Consegui distinguir três partes distintas e importantes no livro: a primeira, a narração de Cosmo sobre sua conturbada infância, quando nutria uma enorme admiração pelo amigo Virgílio, menino inteligente, que lia milhares de livros que o anterior não compreendia e sofria preconceito por causa da mãe de vida fácil. Ao mesmo tempo, Cosmo brigava com a mãe para manter essa amizade e sentia falta do pai, embarcado, que dificilmente estava em casa. Parece que não, mas depois de um tempo você percebe o quanto essa parte da história, uma das mais interessantes, interliga todo o resto feito os ovos em uma receita de bolo. Na realidade, todo o livro parece uma elaborada receita, onde cada ingrediente aparentemente não faz sentido, mas juntos, formam um belo resultado.
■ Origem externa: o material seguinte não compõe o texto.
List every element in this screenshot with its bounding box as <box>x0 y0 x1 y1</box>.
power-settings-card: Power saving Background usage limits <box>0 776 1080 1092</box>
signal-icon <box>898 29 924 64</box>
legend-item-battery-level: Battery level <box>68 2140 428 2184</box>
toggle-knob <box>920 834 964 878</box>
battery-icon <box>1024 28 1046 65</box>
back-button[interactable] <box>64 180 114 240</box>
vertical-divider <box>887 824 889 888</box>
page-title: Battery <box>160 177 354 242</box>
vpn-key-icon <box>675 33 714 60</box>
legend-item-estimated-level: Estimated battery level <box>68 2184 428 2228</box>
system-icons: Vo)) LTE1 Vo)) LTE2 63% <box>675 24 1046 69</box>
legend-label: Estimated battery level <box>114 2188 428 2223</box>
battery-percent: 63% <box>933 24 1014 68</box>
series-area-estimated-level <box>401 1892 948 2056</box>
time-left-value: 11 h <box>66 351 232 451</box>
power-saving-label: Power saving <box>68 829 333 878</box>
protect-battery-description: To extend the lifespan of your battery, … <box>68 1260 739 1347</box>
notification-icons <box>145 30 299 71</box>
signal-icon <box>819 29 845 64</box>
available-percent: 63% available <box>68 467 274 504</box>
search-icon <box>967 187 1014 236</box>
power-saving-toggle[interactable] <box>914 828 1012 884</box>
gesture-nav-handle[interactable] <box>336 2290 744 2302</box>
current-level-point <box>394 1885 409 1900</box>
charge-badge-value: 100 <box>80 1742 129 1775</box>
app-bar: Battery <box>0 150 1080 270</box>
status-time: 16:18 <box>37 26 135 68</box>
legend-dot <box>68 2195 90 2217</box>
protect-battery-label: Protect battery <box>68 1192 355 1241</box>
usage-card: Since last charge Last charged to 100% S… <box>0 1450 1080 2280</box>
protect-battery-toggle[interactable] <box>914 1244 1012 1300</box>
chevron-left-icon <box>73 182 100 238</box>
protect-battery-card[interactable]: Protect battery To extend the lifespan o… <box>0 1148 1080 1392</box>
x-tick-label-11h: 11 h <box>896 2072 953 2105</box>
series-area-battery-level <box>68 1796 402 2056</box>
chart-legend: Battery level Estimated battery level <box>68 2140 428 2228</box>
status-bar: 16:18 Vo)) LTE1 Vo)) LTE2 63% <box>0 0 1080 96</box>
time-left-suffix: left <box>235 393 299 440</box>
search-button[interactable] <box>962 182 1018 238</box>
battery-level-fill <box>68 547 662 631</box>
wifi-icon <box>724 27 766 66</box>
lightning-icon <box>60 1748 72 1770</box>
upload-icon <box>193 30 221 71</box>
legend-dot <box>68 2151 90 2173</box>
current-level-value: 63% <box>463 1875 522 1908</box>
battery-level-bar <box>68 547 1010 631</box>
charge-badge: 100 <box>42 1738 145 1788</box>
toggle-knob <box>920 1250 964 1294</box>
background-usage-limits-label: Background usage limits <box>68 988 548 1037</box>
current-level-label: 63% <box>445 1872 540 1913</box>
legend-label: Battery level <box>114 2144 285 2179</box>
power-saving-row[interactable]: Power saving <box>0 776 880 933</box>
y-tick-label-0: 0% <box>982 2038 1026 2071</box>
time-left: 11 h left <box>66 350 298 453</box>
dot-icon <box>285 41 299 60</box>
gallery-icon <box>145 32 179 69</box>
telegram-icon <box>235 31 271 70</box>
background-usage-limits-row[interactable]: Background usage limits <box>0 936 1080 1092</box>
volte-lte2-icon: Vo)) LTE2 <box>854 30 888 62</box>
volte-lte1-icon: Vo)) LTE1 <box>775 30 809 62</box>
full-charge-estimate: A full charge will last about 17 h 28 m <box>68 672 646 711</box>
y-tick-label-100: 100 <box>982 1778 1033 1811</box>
A segunda parte importante é a vida de Cosmo adulta, quando aparentemente ele está com problemas mentais. Tudo é bem confuso nessa parte, especialmente no início, mas quando você relaxa e deixa o absurdo penetrar, a leitura flui muito mais. A terceira parte é o livro que Cosmo está escrevendo, que também não parece fazer nenhum sentido, mas depois se enrosca e se reúne à história de uma maneira inacreditável. Todas essas partes são intercaladas e, se você não tomar cuidado, pira o cabeção, mesmo.
“É como se todos fossem fotos de coisas, não a coisa em si.”
É difícil falar desse livro porque é difícil explicá-lo, então vou me ater às minhas sensações durante a leitura. Confesso que, durante algumas páginas, fiquei com vontade de jogar tudo para o alto e pensei que era burra e concreta demais para toda aquela piração. Mas há algo na escrita de Cirilo, algo instigante e apaixonante, que impede o leitor de largar o livro e, quando você menos espera, está novamente grudado nas páginas. A história vai se construindo em pequenos detalhes que o leitor coleta em meio às três histórias, como se estivesse investigando a vida do personagem principal, Cosmo. Às vezes eu sentia que estava enlouquecendo junto com o personagem, mas não, é incrível como, no fim, tudo aquilo faz um sentido perturbador e, nem o personagem, nem você, leitor, estão perdendo a cabeça (há controvérsias, especialmente ao usar essa expressão… quem ler vai me entender bem no finalzinho). As três histórias se conectam de uma maneira surreal, mas coerente, e você fica lá, pasmo com aquela ideia maluca, mas fantástica, do autor. Vou precisar usar uma expressão estrangeira para definir um livro brasileiro, mas infelizmente, só ela traduz meu sentimento: esse livro é do tipo “blow your mind”.
Como li em e-book, não tenho tanta coisa assim a falar da edição da Draco, mas pelo que eu vi no livro digital, o físico parece ser bastante caprichado. Há, inclusive, alguns quadrinhos no meio do livro, que enriquecem a experiência. Infelizmente encontrei alguns pequenos erros de revisão que me incomodaram; nada que prejudique ou tire o brilhantismo do livro, no entanto. Aliás, preciso dizer que esse livro foi difícil de escolher trechos para a resenha: eu queria colocar milhares de frases aqui.
“Seu hálito tem o perfume de coisas guardadas.”
O Alienado facilmente pode ser uma daquelas obras brasileiras que perduram e são dissecadas por críticos literários, acadêmicos e professores de literatura. O livro tem o tom certo de crítica social, abstrato e um leve pedantismo literário que geralmente é encontrado nessas obras consagradas. (Mas até essa “pretensão” é ótima, pois também parece criticar os pedantes!) E, de fato, o livro e o autor merecem essa consagração. Espero de verdade que ele chegue um dia, e que bons livros nacionais como esse sejam reconhecidos. Os críticos e acadêmicos brasileiros precisam descer um pouco de seus pedestais e entender que na fantasia e ficção científica também existe sim alta literatura.